The federal government expects growth of 0.3 percent in 2024

As of: April 24, 2024 3:38 p.m

Instead of 0.2 percent, the federal government is expecting 0.3 percent growth for the current year – this is based on the spring projection by Economics Minister Habeck. He expects growth of 1.0 percent in 2025.

The federal government estimates the economic prospects for Germany to be somewhat more favorable than at the beginning of the year. The forecast for economic growth this year is raised by 0.1 percentage points to 0.3 percent. This is based on the spring projection presented by Economics Minister Robert Habeck.

“Economic turning point”

“There are increasing signs that the German economy will be at an economic turning point in the spring of 2024,” says a press release from the Ministry of Economic Affairs. After price increases, especially in the energy sector, and high inflation, new buoyant forces are now noticeable.

“Electricity and gas cost about as much on the stock exchange today as they did before the energy price shocks. And: prices have fallen faster than many predicted,” Habeck is quoted as saying in the statement. The government’s measures had their effect. Industry and especially the energy-intensive areas benefit from the lower prices. Production has increased noticeably since the beginning of the year.

Lower inflation, more private consumption

For the current year, the government expects the economy to recover and gain momentum. The reasons are lower inflation rates, monetary easing and the growing global economy, from which the export-oriented German economy benefits.

Important growth impulses are also likely to come from private consumption over the remainder of the year, according to the statement: Higher real wages and a stable labor market could overcome the loss of purchasing power of private households and lead to a revival in private consumption. This was also indicated by the GfK consumer climate index and the HDE consumer barometer.

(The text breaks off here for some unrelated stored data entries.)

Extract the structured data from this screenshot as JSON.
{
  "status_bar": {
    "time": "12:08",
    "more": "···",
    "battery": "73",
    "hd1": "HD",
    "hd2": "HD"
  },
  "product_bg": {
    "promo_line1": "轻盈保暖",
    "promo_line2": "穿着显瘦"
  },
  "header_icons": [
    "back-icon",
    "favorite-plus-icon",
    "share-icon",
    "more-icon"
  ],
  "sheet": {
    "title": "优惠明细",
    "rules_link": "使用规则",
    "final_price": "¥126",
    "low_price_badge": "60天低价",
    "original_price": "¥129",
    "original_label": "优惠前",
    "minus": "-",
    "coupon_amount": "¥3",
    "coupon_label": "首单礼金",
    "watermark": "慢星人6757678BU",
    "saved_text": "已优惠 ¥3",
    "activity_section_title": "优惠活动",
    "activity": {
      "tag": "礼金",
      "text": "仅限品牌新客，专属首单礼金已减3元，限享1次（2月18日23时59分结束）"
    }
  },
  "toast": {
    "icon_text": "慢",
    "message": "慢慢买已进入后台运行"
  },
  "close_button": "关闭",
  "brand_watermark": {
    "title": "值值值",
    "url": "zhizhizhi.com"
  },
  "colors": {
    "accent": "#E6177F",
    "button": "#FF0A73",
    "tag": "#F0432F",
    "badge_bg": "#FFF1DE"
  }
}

One percent growth expected in 2025

“For 2025, we continue to expect the recovery to consolidate with inflation continuing to decline and real incomes rising. Overall, we then continue to expect real GDP growth of 1.0 percent,” said Habeck.

According to the Ministry of Economic Affairs, consumer prices are likely to fall further significantly to 2.4 percent in the current year after a rate of 5.9 in the previous year. In 2025, the inflation rate should be 1.8 again, below the ECB target of 2.0 percent.

“Nothing we can be happy with”

Nevertheless, Habeck also practiced self-criticism: “0.3 percent is of course not something we can be satisfied with,” he said. The federal government must continue to work on strengthening Germany as a business location. “Despite these signs of hope, the structural problems continue to worry me,” he explained.

“If we want to achieve higher growth again in the medium and long term, we need structural changes.” This included strengthening innovation and reducing unnecessary bureaucracy, but also work incentives “so that more people voluntarily work more and longer.” Business associations have been calling for significant relief for companies for a long time.

Even with the slightly improved growth, Germany is in a poor position compared to other countries. Especially since the starting position is bad: last year the German economy shrank by 0.3 percent. No other large industrial country is currently developing worse.